LONDON (Reuters) - British Prime Minister David Cameron will on Wednesday set out new laws intended to curb organizations and individuals who promote militant ideologies at home and recruit young people to radical islamist groups abroad.
The legislation will include powers to restrict the activity of those who seek to radicalise young people and who use inflammatory speech in public places.
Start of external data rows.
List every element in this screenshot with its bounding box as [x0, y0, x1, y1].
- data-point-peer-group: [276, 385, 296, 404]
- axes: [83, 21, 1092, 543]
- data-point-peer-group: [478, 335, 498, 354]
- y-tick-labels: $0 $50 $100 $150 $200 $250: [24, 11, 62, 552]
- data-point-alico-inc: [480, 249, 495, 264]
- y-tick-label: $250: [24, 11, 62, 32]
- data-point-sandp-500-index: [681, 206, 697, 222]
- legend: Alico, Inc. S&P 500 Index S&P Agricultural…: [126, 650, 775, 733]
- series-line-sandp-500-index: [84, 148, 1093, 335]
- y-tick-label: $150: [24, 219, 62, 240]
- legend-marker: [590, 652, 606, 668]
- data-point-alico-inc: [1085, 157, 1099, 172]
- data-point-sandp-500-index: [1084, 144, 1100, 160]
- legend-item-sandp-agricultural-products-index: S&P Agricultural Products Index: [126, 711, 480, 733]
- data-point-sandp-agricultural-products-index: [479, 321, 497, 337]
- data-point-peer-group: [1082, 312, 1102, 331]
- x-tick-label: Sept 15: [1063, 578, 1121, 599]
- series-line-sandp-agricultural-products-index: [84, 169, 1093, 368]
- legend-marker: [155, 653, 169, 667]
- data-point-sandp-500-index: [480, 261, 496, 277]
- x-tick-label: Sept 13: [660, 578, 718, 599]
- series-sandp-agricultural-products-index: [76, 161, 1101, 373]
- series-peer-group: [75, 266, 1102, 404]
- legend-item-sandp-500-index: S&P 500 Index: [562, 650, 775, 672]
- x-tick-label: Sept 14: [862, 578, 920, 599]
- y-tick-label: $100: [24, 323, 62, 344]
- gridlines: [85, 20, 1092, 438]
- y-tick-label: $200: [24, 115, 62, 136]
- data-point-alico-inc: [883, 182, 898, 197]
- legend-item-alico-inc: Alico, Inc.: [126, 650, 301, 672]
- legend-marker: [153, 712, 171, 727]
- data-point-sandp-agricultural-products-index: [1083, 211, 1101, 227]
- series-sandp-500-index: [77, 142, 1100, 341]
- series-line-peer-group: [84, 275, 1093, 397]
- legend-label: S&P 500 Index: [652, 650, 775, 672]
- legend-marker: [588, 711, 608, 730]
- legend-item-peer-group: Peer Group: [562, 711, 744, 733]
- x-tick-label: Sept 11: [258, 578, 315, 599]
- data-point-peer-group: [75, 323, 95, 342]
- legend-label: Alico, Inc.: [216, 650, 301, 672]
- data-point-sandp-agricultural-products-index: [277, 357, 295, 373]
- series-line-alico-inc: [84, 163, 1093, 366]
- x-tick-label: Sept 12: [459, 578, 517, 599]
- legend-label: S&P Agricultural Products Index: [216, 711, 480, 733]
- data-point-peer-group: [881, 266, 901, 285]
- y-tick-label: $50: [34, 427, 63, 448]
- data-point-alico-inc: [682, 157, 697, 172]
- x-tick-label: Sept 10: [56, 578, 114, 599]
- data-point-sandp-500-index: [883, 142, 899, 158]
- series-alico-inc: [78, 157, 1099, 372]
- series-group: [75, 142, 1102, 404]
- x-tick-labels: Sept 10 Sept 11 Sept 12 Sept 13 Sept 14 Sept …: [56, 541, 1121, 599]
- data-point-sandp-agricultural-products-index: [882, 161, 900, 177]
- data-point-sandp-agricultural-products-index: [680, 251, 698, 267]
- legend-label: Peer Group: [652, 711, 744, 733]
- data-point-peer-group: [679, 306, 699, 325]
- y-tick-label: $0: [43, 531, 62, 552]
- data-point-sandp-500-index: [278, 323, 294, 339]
Charities will be subject to greater scrutiny to stop funds being diverted to militant organizations, and the broadcast regulator will be given new powers to act against channels showing extremist content.
Cameron, who won a surprise majority in national elections last week, is expected to tell a meeting of his top security advisers that new laws will be fast-tracked through parliament in the first year of his government.
"Whether they are violent in their means or not, we must make it impossible for the extremists to succeed," Cameron will tell a meeting of his National Security Council, according to extracts released by his office.
The need to tackle radicalism in Britain has been underlined by the flow of hundreds of Britons to join Islamic State militants in Iraq and Syria - most notably Kuwaiti-born Londoner Mohammed Emwazi, who has appeared in videos showing the beheading of Western hostages.
"For too long, we have been a passively tolerant society, saying to our citizens: as long as you obey the law, we will leave you alone," Cameron will say. "This government will conclusively turn the page on this failed approach."